We knew FidelityFX wasn't the same already. They have not evaluated the new Super Resolution, a new feature being added, that they have not tested
They more than likely have the API for it. But 4A doesn't need it. It's a software solution anyway and they know their graphics engine better than anyone.
 

LiquidMetal14

hide your water-based mammals
I'm interested to see how their 1.0 will be vs what nvidia has because nvidia has spent millions in R&D and a long while to get to the 2.0 implementation we have now on PC.

Squeezing that extra performance at not cost is always welcome.
 

truth411

Member
What make you think it will be as good as DLSS 2.0?

Even if its not and say with AMD verison you have to have a little more resolution to equal DLSS 2.0 performance, thats still a huge performance savings.
My Guesstimate

AMD FX 1600p = Nvidia DLSS 1440p In performance.

Thats still a huge performance savings compared to native 4k. And the performance savings can be repurposed elsewhere.
 

Rikkori

Member
There is no reason why it can't be the same qualitatively as DLSS 2.0. The question is more about the performance difference and whether they'd take the performance or the quality. The only thing DLSS does anyway is the clamping step, which is what the ML is trained for. That's it. Then there's a cost to run that model on the GPU during runtime, which is where the performance difference would emerge (due to no tensor cores). Though even here it's not necessarily a given that FSR would be slower, after all RDNA 2 has the edge over Ampere in FP16 (3080 = 30 TF vs 6800 XT = 42 TF FP16).

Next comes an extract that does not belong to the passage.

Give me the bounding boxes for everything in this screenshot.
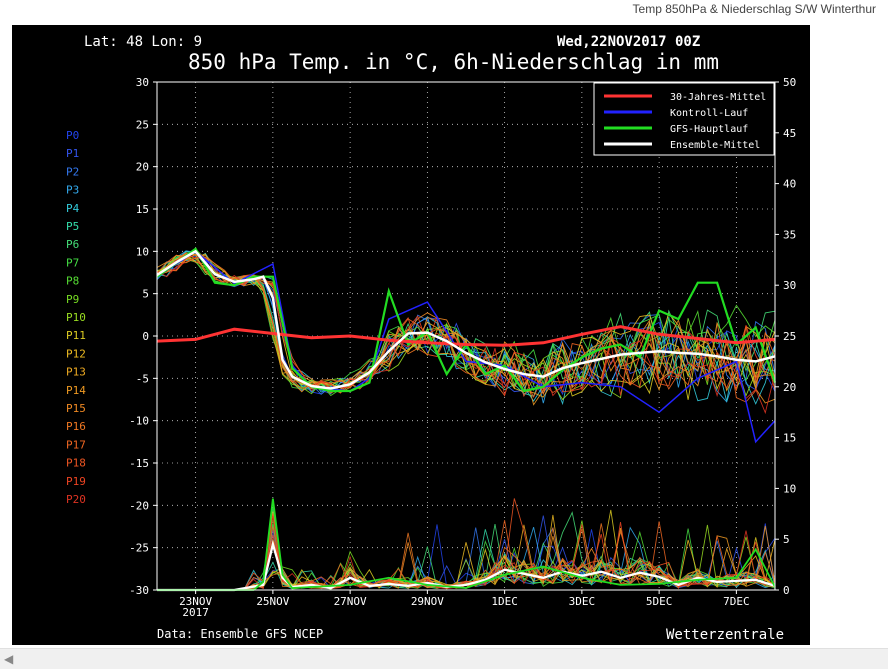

That being said, if it's the same quality but let's say it lacks 10% of the performance saving of DLSS, is anyone gonna cry over that? Naaah.
 
I doubt it will have much impact.

There are already various reconstruction methods available which produce a reasonably convincing 4k image from a roughly 50% base.

And nobody thinks it's gonna be as good as DLSS, so it's unlikely to be SIGNIFICANTLY better than something like checkerboarding.

So I'm not sure there's really a need for another offering.

At best it'll just mean slightly more convincing reconstructions (ie no added performance) and an off the shelf solution for studios still just using 1440p.

I hope I'm wrong but I doubt it's gonna be game changing.
well DLSS is undoubtably game changing so anything in that same ballpark will be a massive boon to consoles
 

Hunnybun

Member
well DLSS is undoubtably game changing so anything in that same ballpark will be a massive boon to consoles

Well from what I understand DLSS offers 4x the base resolution for results significantly better than checkerboarding (2x the base res).

I guess if AMD's thing could get something like checkerboarding at maybe 3x the base res then that would be a worthwhile improvement. Guess we'll see.